Rajaratnam, former Galleon hedge-fund manager, was found guilty in 2011 on 14 counts of conspiracy and securities fraud. He was the central figure in the federal government’s massive crackdown on insider trading. He was sentenced to 11 years in prison.
Gupta denies any wrongdoing. He lawyers argue that Rajaratnam had a network of sources plying him with corporate secrets.
Gupta’s trial is one of the toughest cases of insider trading the government has prosecuted. The evidence against him is mostly circumstantial and what the government has produced isn't nearly as incriminating as it has been in other insider trading cases.
If Gupta had testified, it would have given the jury an opportunity to hear his side of the story in his own words. However, some legal experts questioned the strategy, saying it would do more harm than good.
Defendants in white collar crime trials usually refrain from testifying in their own defense but there have been a handful of high-profile defendants who have - and lost.
In March 2005, former WorldCom Inc. CEO Bernard Ebbers was found guilty on all nine criminal counts he faced in U.S. District Court in New York City, including conspiracy, securities fraud and seven counts of filing false securities documents. The charges stemmed from accounting fraud that led to the company’s $107 billion bankruptcy.

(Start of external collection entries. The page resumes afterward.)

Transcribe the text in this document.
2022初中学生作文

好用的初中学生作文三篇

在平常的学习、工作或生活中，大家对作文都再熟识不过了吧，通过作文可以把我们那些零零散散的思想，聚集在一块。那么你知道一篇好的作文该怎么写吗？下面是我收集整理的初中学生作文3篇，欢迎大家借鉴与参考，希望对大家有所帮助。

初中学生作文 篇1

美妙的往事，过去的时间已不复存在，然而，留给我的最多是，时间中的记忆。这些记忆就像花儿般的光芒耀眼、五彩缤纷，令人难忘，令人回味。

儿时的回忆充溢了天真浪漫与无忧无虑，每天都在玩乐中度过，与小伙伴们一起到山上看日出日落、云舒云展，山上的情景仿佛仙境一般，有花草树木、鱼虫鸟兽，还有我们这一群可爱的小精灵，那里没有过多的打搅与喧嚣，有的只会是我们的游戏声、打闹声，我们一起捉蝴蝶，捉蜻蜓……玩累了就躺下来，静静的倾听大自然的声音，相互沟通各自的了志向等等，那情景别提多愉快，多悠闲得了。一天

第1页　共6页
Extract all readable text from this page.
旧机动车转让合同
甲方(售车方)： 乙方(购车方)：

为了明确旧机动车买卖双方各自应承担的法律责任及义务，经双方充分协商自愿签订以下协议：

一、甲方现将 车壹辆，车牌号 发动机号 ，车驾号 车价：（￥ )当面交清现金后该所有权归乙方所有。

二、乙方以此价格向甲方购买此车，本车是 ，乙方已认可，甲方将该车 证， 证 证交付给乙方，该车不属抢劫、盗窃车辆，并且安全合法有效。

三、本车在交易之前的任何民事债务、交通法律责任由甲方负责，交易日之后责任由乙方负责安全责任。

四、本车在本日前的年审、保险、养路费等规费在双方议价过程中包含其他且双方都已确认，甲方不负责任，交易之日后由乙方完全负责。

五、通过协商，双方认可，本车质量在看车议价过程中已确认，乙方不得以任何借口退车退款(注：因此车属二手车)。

In June 2005, a jury in New York State Supreme Court found former Tyco International Ltd. CEO Dennis Kozlowski and CFO Mark Swartz guilty on 22 of 23 counts against them for looting $600 million from the Bermuda-based conglomerate. The four-month-long trial was the second for the men. Kozlowski testified on his own behalf in the second trial, a move he had avoided in the first one. Swartz testified at both trials.
After the verdict, jurors said they found Kozlowski untrustworthy in his testimony, convincing them that the former CEO was guilty on most of the charges against him.
Former Enron Corp. CEO Jeffrey Skilling took the stand April 10-13, 2006 in his trial. He was charged with 28 counts of fraud and conspiracy related to the defunct energy company’s 2001 bankruptcy.
His co-defendant, Kenneth Lay, testified April 24-May 2 in his own trial in Houston on charges of fraud and conspiracy. On May 25, 2006, the jury convicted Skilling on 19 charges of fraud, conspiracy and insider trading. Lay, Enron’s founder and Skilling’s successor, was found guilty on all six counts of fraud and conspiracy with which he had been charged.